This article is for quizzes on Tuesday March 1st...

The "frying pan" in 1931/1932 was the first electric lap steel guitar ever produced, and one of the earliest electric guitar, along with the Stromberg Electro in 1928. George Beauchamp created the instrument in 1931, and it was subsequently manufactured by Rickenbacker Electro. The instrument—officially the Rickenbacker Electro A-22—earned its nickname because its circular body and long neck make it resemble a frying pan.

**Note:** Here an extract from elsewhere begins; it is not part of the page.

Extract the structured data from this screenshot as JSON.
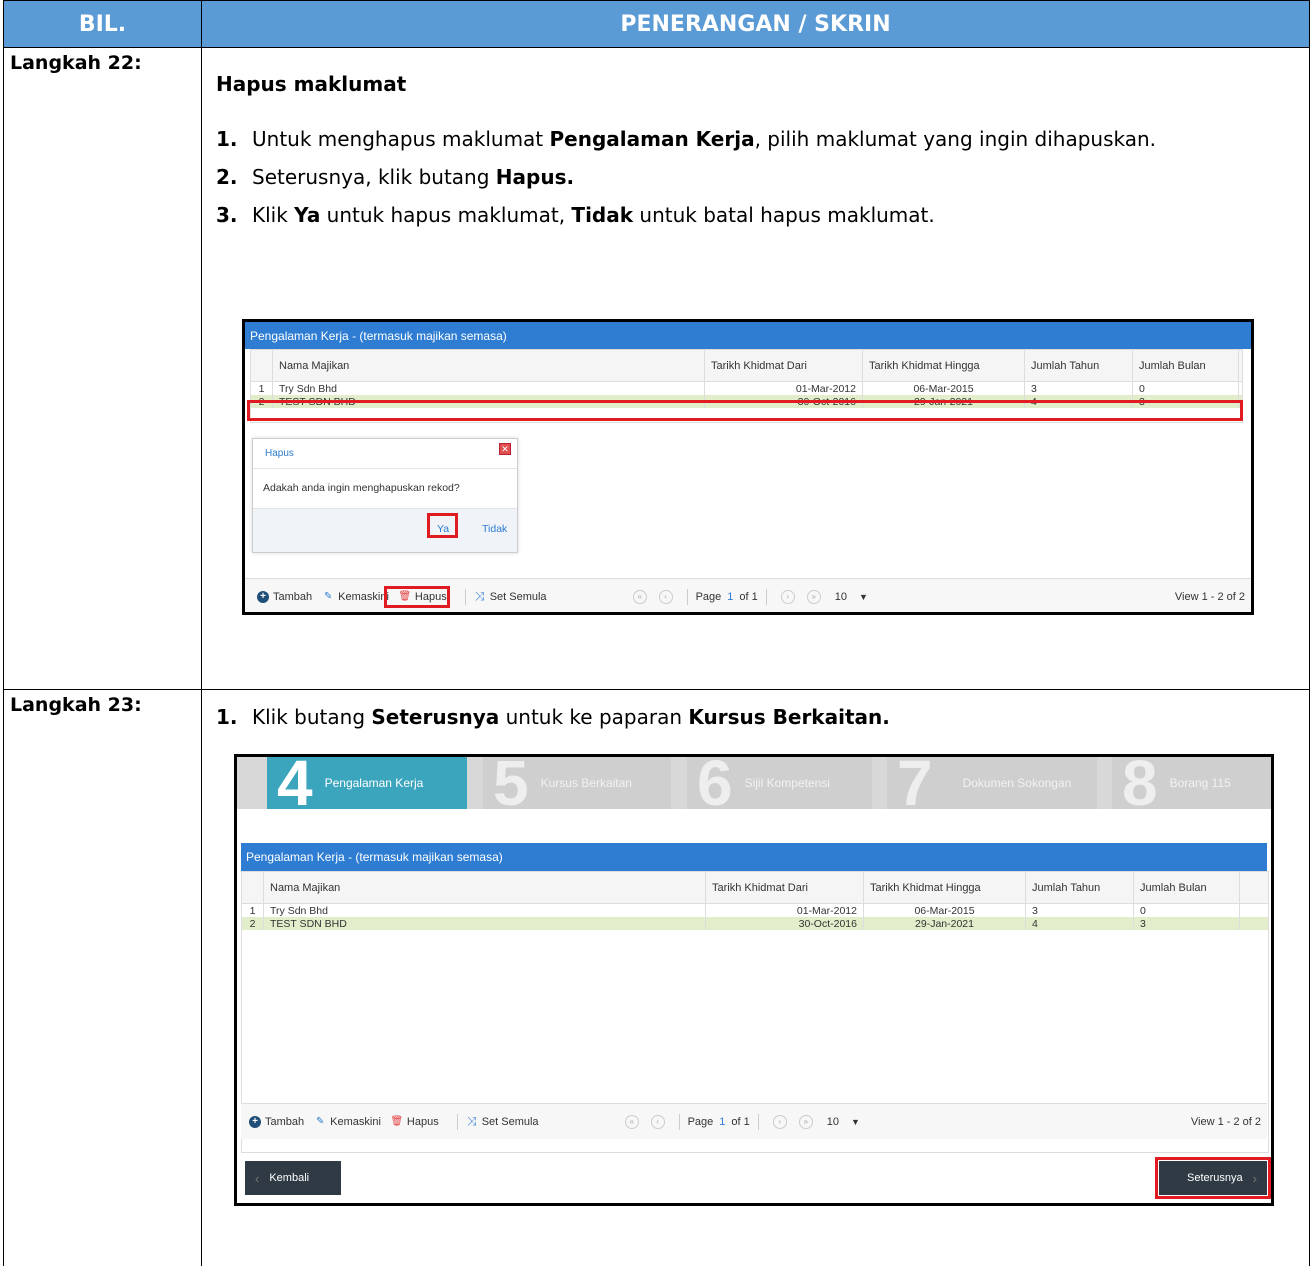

It was designed to cash in on the popularity of Hawaiian music in the 1930s. The instrument was made of cast aluminum, and featured a pickup that incorporated a pair of horseshoe magnets that arched over the strings. Beauchamp and machinist Adolph Rickenbacker began selling the Frying Pan in 1932, but Beauchamp was not awarded a patent for his idea until 1937, which allowed other guitar companies to produce electric guitars in the same period.

In the 1930s, Hawaiian music enjoyed widespread popularity in the United States. However, Hawaiian music featured the guitar as the main melodic instrument, and the volume of acoustic guitars was insufficient for large audiences. Beauchamp, an enthusiast and player of Hawaiian music, mounted a magnetic pickup on his acoustic steel guitar to produce an electrical signal that was electronically amplified to drive a loudspeaker, producing a much louder sound. After discovering that his system produced copious amounts of unwanted feedback from sympathetic vibration of the guitar's body, Beauchamp reasoned that acoustic properties were actually undesirable in an electric instrument.
Beauchamp had helped develop the Dobro resonator guitar, and co-founded the National String Instrument Corporation. Through these businesses, he was acquainted with Rickenbacker, who owned the machine company that manufactured the aluminum resonators and brass bodies for the instruments. With Rickenbacker's help, Beauchamp designed a lap steel guitar with a solid aluminum body and neck. Rickenbacker produced the instruments from 1932 to 1939.